Karur Vysya Bank

Karur Vysya Bank Q3 concall highlights -

Current branch count at 780. Mostly concentrated in TN, Karnataka, AP, Telangana, Kerala, Maharashtra, Gujarat and WB

Key Data-
Advances -64,500cr,up 16 pc yoy
Deposits -76,175,up 14 pc yoy
CASA-up 7pc at 25800 cr ( needs improvement )

CASA ratio at 33 pc
NII -889 cr, up 30 pc yoy
NP -289 cr, up 56 pc yoy
RoA -1.32 vs 0.93 pc
RoE -14.04 pc
NIM -4.32 pc
GNPA -2.66, down 431 bps yoy (massive improvement)
NNPA -0.89 pc, down 166 bps yoy (massive improvement)
PCR -90.87 pc, up 1206 bps yoy (massive improvement)

PPOP -689 cr, up 72pc
Cost of Deposits-4.26 pc
Cost of Funds - 4.29 pc
Yield on advances - 9.04
Yield on funds - 7.92
NIMs- 4.32 pc
Spread - 3.63 pc
Cost/Income - 42.9 pc vs 54.47 (massive improvement)

Breakup of advances-

Commercial (< 25 cr) - 32 pc
Retail - 23 pc
Agri - 23 pc
Corporate - 22 pc

Expect to maintain NIM > 4 pc, RoA at 1.35 pc by Q4 end

Front loaded the provisions book as a matter of prudence, Tax planning and to improve PCR

Credit cost for 9M period at 1.02pc. Likely to be lower next year due front loading of provisions

Gross slippages in Q3 at 162 cr (very healthy) SMA 30+ book at less than 1 pc 86 pc of loan book linked to MCLR, EBLR CRAR at 17.86 ( 9M profits not included ), Liquidity coverage at 200 pc Rating profile of corporate loan book - 30 pc below BB. LY it was 45 pc

Current unsecured book at aprox 500 cr. Hence, bank now tied up with a few TN based micro finance institutions to enter this space. TN is a stable MF mkt. Bank intends to go slow here and build the book gradually

Likely to grow advances by 15 pc plus for Q4. For next yr, will provide guidance in Mar 23

This Qtr’s recovery from written off accounts at 85 cr

Aim to maintain cost/income ratio at 45-47 going fwd. Aim to open 25 new branches next yr ( a modest tgt )

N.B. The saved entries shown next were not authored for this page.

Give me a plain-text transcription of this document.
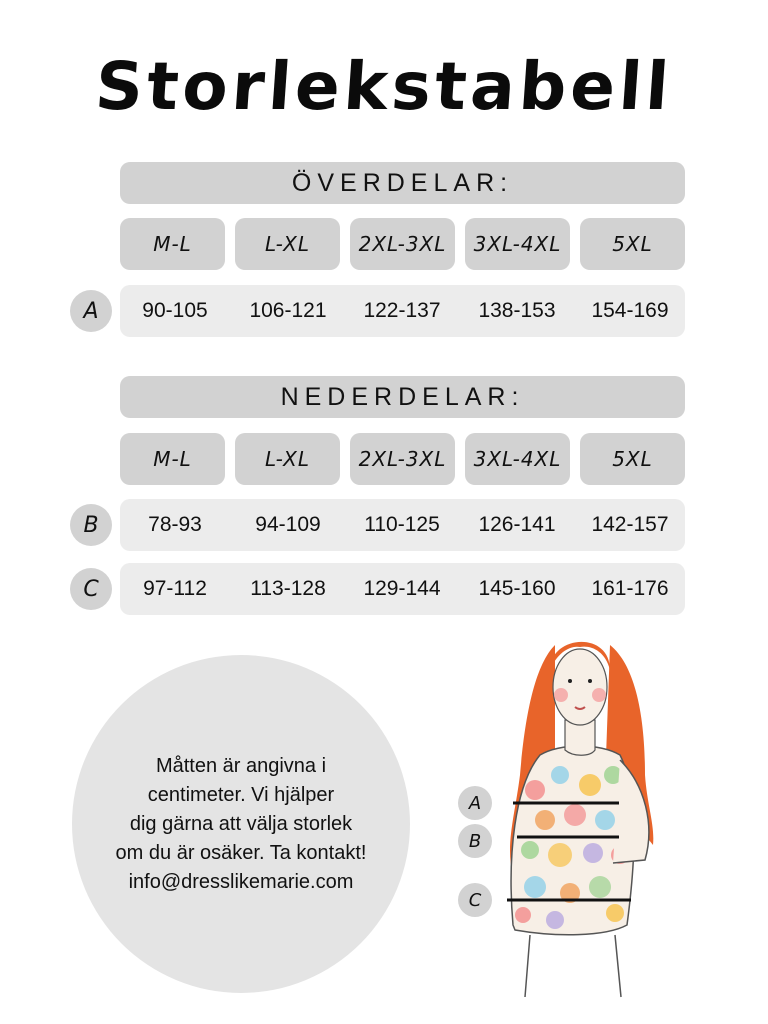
Storlekstabell
ÖVERDELAR:
M-L	L-XL	2XL-3XL	3XL-4XL	5XL
A	90-105	106-121	122-137	138-153	154-169
NEDERDELAR:
M-L	L-XL	2XL-3XL	3XL-4XL	5XL
B	78-93	94-109	110-125	126-141	142-157
C	97-112	113-128	129-144	145-160	161-176

Måtten är angivna i
centimeter. Vi hjälper
dig gärna att välja storlek
om du är osäker. Ta kontakt!
info@dresslikemarie.com

A
B
C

Also hiring a dedicated sales team to mobilise liabilities so that they can keep pace with asset growth. This is a completely new initiative. The team shall also cross sell retail products

Net slippages for last 6 Qtrs have been negative

That’s how asset quality has shown massive improvement

Net slippages likely to remain negative for next 2-3 Qtrs as well !!!